Les remarquables qualités pédagogiques de Flesch exercèrent une influence majeure sur le jeune garçon. Ses parents avaient été convaincus de le lui confier pour ses études par le violoniste polonais de renommée internationale Bronislaw Huberman qui l'avait entendu, alors âgé de dix ans, interpréter le concerto de Mendelssohn.
Plus tard, grâce à l'élégant et profond Jacques Thibaud et à l'enseignement et aux conseils de Gabriel Bouillon, Henryk Szeryng se retrouva résolument associé à l'école française de violon.
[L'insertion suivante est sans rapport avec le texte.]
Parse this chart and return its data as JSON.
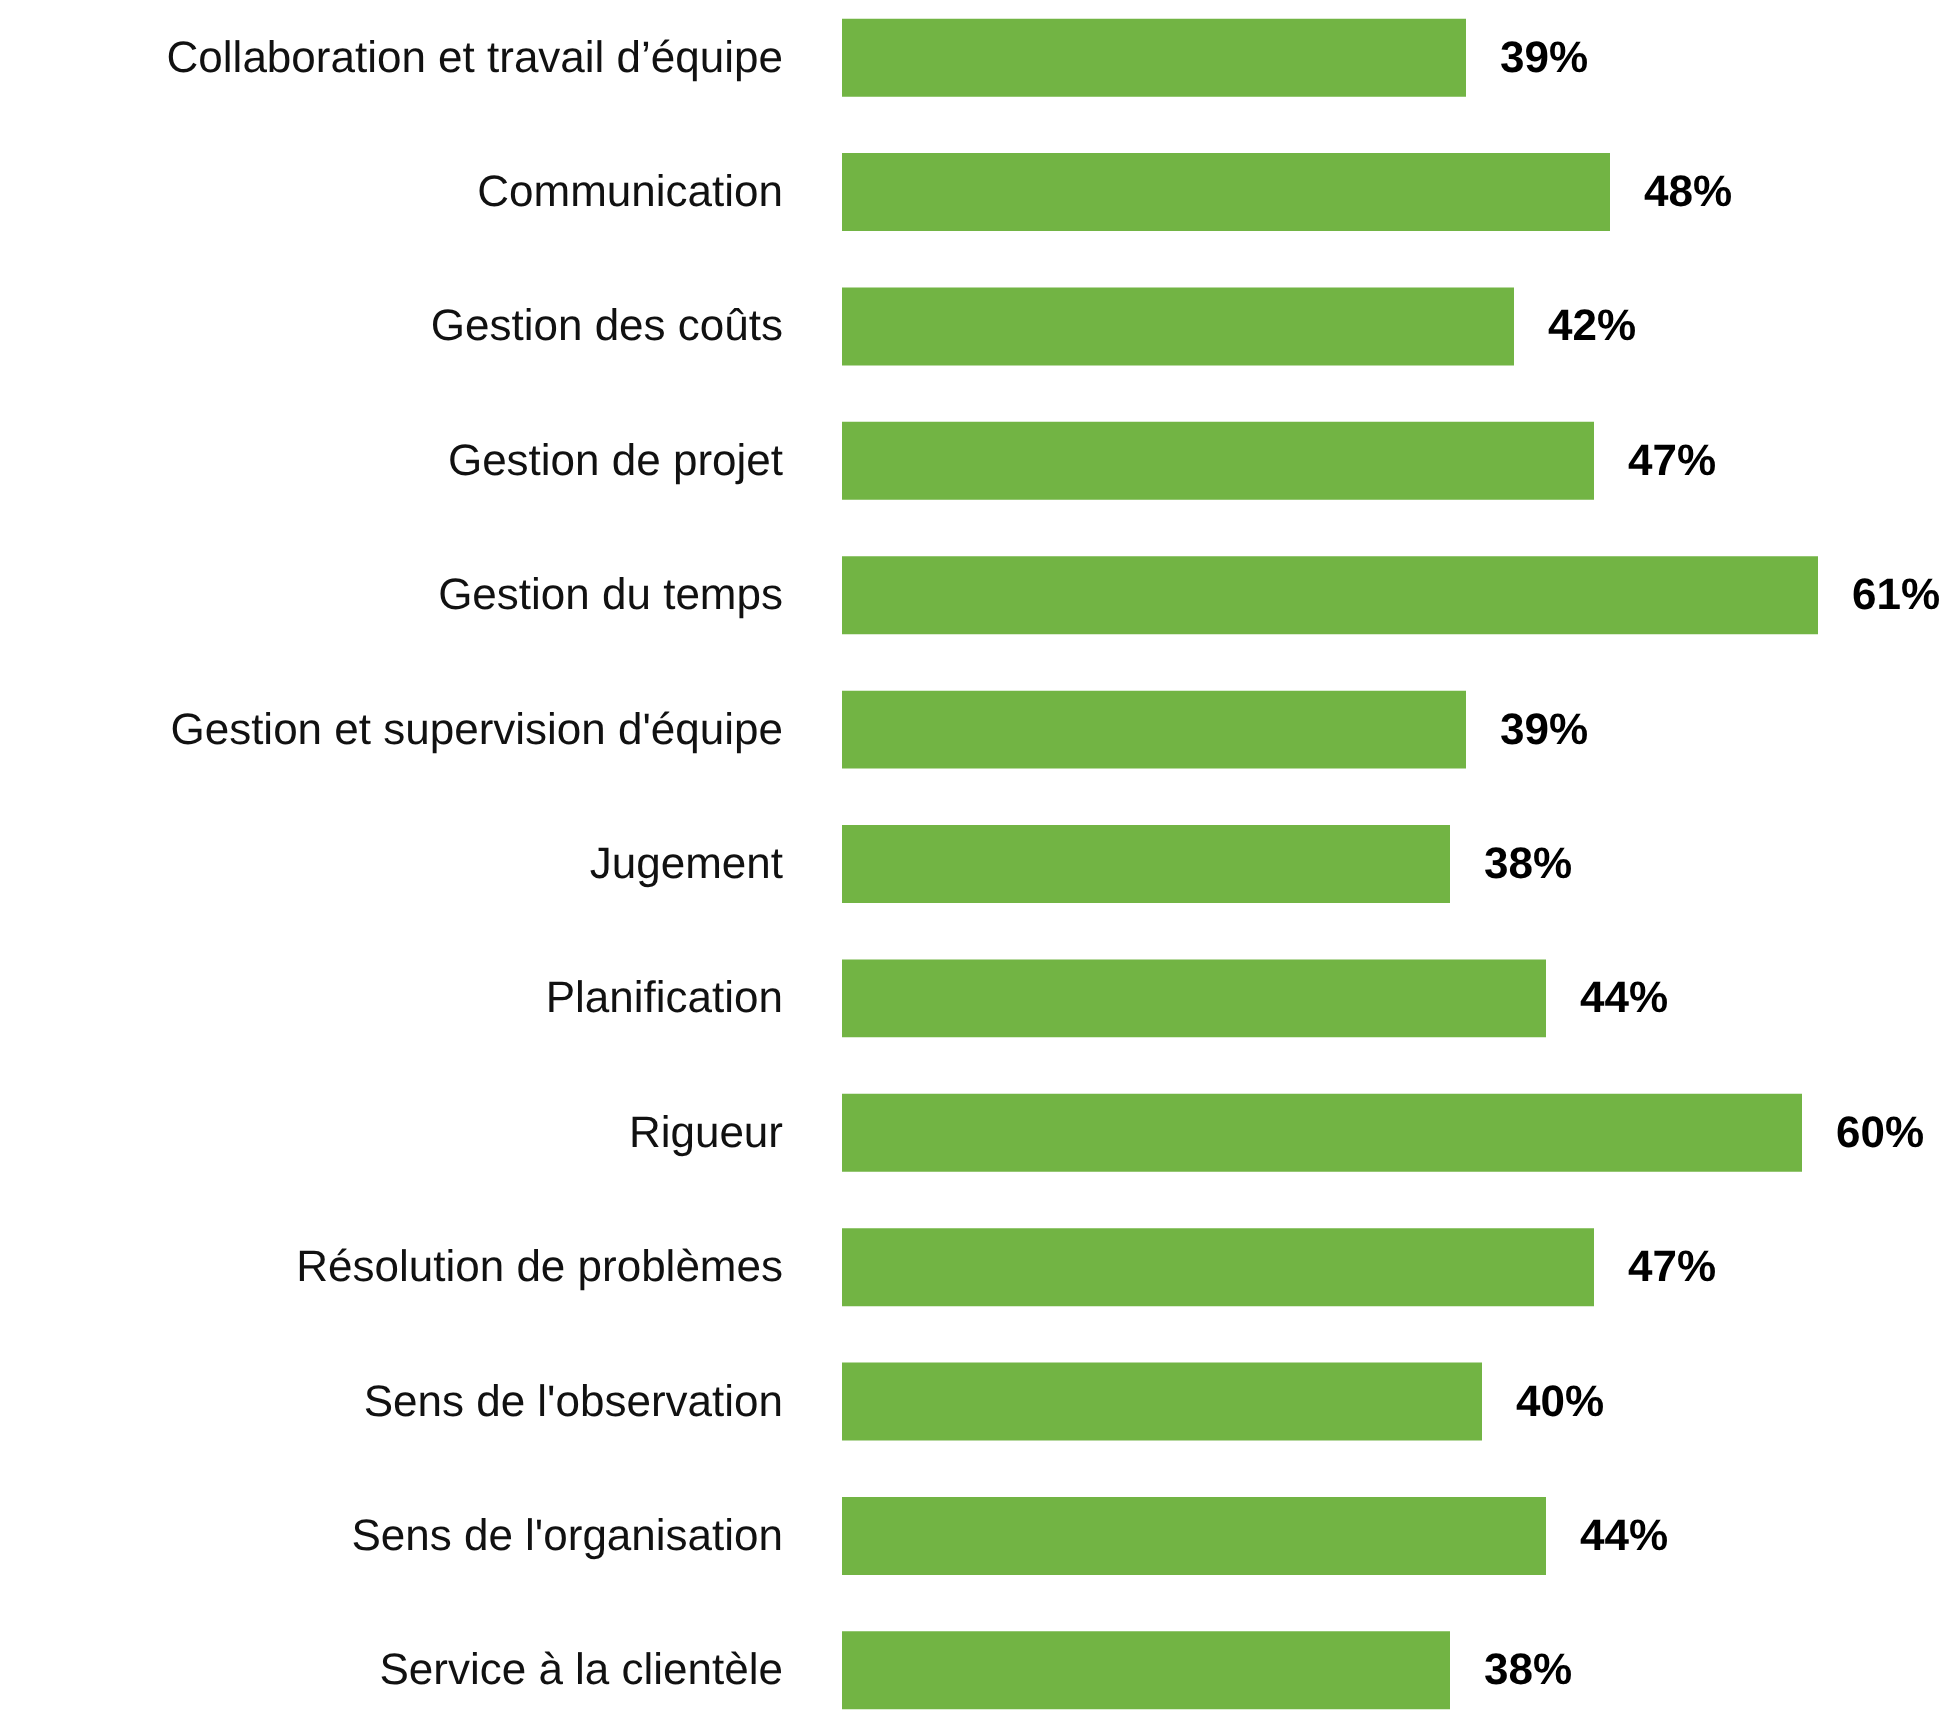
{
  "chart_data": {
    "type": "bar",
    "orientation": "horizontal",
    "categories": [
      "Collaboration et travail d’équipe",
      "Communication",
      "Gestion des coûts",
      "Gestion de projet",
      "Gestion du temps",
      "Gestion et supervision d'équipe",
      "Jugement",
      "Planification",
      "Rigueur",
      "Résolution de problèmes",
      "Sens de l'observation",
      "Sens de l'organisation",
      "Service à la clientèle"
    ],
    "values": [
      39,
      48,
      42,
      47,
      61,
      39,
      38,
      44,
      60,
      47,
      40,
      44,
      38
    ],
    "value_labels": [
      "39%",
      "48%",
      "42%",
      "47%",
      "61%",
      "39%",
      "38%",
      "44%",
      "60%",
      "47%",
      "40%",
      "44%",
      "38%"
    ],
    "color": "#72b444",
    "tick_labels": "y"
  }
}
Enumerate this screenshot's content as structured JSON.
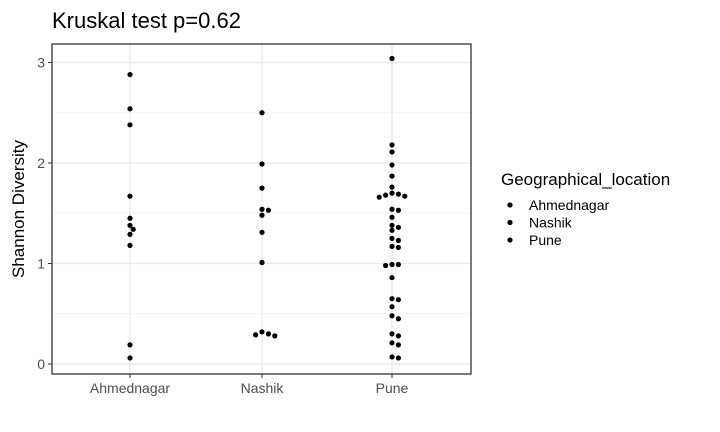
{
  "chart_data": {
    "type": "scatter",
    "title": "Kruskal test p=0.62",
    "xlabel": "",
    "ylabel": "Shannon Diversity",
    "categories": [
      "Ahmednagar",
      "Nashik",
      "Pune"
    ],
    "y_ticks": [
      0,
      1,
      2,
      3
    ],
    "ylim": [
      -0.05,
      3.2
    ],
    "grid": true,
    "legend": {
      "title": "Geographical_location",
      "position": "right",
      "entries": [
        "Ahmednagar",
        "Nashik",
        "Pune"
      ]
    },
    "point_color": "#000000",
    "points": {
      "Ahmednagar": [
        2.88,
        2.54,
        2.38,
        1.67,
        1.45,
        1.38,
        1.34,
        1.29,
        1.18,
        0.19,
        0.06
      ],
      "Nashik": [
        2.5,
        1.99,
        1.75,
        1.54,
        1.53,
        1.48,
        1.31,
        1.01,
        0.32,
        0.3,
        0.29,
        0.28
      ],
      "Pune": [
        3.04,
        2.18,
        2.11,
        1.98,
        1.87,
        1.76,
        1.7,
        1.69,
        1.68,
        1.67,
        1.66,
        1.54,
        1.53,
        1.46,
        1.38,
        1.36,
        1.33,
        1.25,
        1.23,
        1.17,
        1.16,
        0.99,
        0.99,
        0.98,
        0.86,
        0.65,
        0.64,
        0.57,
        0.48,
        0.45,
        0.3,
        0.28,
        0.21,
        0.19,
        0.07,
        0.06
      ]
    }
  }
}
Il acheva ses études auprès d'eux avec le très convoité Premier Prix du Conservatoire de Paris en 1937. Déjà en 1933, Szeryng avait fait ses débuts de soliste-concertiste avec le concerto de Brahms. Ce premier concert ayant remporté un succès considérable, il avait été immédiatement suivi d'une tournée de concerts, alors qu'il était encore étudiant.
La légendaire Nadia Boulanger, son guide en contrepoint et en composition, le présenta à des personnalités telles que Heitor Villa-Lobos, Alfred Cortot, Manuel Ponce, Igor Stravinsky et Maurice Ravel.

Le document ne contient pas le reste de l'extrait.